The formula you mentioned is right in theory, but in practice you want to be more conservative. For 50 concurrent users with prompts up to 8k tokens, here’s how I’d think about it:

For a 7B parameter model at FP16, you’re looking at roughly 14GB just for weights. KV cache is where it gets tricky. With 50 concurrent requests at up to 8k context, worst case you could need another 10-15GB of KV cache. So a single A100 80GB works, but you won’t have a ton of headroom.
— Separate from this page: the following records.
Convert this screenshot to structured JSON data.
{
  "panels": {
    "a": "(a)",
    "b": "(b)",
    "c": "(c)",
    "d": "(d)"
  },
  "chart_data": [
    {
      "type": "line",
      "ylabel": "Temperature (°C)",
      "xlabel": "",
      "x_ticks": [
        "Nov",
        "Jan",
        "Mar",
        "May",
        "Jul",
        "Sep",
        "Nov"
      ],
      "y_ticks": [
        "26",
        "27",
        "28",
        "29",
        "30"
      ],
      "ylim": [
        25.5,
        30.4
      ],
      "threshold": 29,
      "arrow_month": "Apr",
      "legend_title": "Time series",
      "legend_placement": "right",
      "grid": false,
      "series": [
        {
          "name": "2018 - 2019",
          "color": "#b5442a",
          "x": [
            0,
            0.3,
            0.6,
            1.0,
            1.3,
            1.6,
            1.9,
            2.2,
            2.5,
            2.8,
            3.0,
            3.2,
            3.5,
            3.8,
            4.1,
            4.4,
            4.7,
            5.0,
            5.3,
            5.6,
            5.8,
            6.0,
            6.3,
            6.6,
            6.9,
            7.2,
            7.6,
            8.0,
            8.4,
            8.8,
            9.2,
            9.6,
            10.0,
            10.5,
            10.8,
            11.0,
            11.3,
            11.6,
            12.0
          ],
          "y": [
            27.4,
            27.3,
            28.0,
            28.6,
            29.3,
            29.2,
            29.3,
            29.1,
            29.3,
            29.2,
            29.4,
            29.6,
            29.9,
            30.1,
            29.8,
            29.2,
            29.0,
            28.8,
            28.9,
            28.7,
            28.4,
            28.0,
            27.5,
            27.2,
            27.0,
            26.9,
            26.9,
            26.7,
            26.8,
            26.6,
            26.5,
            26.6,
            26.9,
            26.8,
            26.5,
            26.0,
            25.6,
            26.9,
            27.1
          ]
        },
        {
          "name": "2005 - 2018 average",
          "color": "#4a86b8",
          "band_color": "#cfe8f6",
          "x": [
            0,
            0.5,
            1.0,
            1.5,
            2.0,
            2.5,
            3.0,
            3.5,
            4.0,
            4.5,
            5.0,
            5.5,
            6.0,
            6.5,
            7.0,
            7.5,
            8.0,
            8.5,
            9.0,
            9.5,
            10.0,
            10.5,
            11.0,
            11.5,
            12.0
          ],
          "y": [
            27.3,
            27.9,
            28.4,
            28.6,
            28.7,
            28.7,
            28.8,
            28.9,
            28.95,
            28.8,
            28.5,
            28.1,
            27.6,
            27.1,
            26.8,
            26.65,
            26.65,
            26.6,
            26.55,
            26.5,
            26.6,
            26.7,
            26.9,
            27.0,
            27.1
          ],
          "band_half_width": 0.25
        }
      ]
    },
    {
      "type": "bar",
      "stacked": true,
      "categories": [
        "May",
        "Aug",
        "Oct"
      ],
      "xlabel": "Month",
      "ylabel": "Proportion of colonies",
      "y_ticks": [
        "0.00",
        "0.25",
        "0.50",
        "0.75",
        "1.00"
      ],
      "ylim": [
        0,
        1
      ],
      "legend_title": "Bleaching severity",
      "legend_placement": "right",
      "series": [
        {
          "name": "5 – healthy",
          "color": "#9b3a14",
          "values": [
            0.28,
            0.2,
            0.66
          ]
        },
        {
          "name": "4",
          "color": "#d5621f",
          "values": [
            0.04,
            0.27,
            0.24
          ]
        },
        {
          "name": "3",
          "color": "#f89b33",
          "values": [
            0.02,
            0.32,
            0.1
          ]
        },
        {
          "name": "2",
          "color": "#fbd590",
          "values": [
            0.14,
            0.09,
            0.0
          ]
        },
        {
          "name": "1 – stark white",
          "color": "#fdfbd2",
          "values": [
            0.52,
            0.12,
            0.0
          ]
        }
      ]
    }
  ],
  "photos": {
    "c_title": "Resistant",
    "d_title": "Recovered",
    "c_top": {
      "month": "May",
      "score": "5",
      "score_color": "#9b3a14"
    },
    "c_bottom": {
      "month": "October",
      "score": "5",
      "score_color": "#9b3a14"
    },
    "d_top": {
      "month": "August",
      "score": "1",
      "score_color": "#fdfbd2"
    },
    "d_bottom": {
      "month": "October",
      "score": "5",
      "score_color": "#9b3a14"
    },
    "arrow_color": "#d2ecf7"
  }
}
The practical move is to just set --gpu-memory-utilization to 0.90 (default is 0.90 anyway) and let vLLM manage the KV cache pool. Then monitor vllm:gpu_cache_usage_perc via the metrics endpoint. If you’re consistently above 0.85, you need to either add GPUs or reduce --max-model-len.

# Start with explicit limits and monitoring
python -m vllm.entrypoints.openai.api_server \
  --model your-model \
  --max-model-len 8192 \
  --gpu-memory-utilization 0.90 \
  --max-num-seqs 64 \
  --enable-prefix-caching

PagedAttention tuning

Honestly, the defaults are pretty good for most workloads. The main knob worth touching is --max-num-seqs, which controls how many requests can be processed concurrently. For 50 users, setting this to 48-64 is a reasonable starting point. Going higher means more KV cache pressure; going lower means requests queue up.

The big win that a lot of people miss is --enable-prefix-caching. If your users are sending similar system prompts or your internal tool has common prefixes, this can cut KV cache usage significantly because it reuses cache blocks for matching prompt prefixes.

Scaling across GPUs

For horizontal scaling, run multiple vLLM instances behind a load balancer. Each instance gets its own GPU(s). We use a simple nginx round-robin setup, but you could also use something like Ray Serve if you want more sophisticated routing.

For tensor parallelism (splitting one model across GPUs), set --tensor-parallel-size. This is mainly useful for models that don’t fit on a single GPU. For 7B-13B models, a single GPU is usually fine.

# docker-compose for multi-instance setup
services:
  vllm-1:
    image: vllm/vllm-openai:latest
    deploy:
      resources:
        reservations:
          devices:
            - driver: nvidia
              device_ids: ['0']
              capabilities: [gpu]
    command: ["--model", "your-model", "--max-model-len", "8192"]
    ports:
      - "8001:8000"
  vllm-2:
    image: vllm/vllm-openai:latest
    deploy:
      resources:
        reservations:
          devices:
            - driver: nvidia
              device_ids: ['1']
              capabilities: [gpu]
    command: ["--model", "your-model", "--max-model-len", "8192"]
    ports:
      - "8002:8000"

Monitoring

vLLM exposes a Prometheus metrics endpoint at /metrics. The key ones to watch:

  • vllm:gpu_cache_usage_perc - KV cache utilization
  • vllm:num_requests_running - active requests
  • vllm:num_requests_waiting - queued requests (if this grows, you need more capacity)
  • vllm:avg_generation_throughput_toks_per_s - throughput

Set alerts on queue depth and cache usage. Those two metrics will tell you when you need to scale before your users start complaining about latency.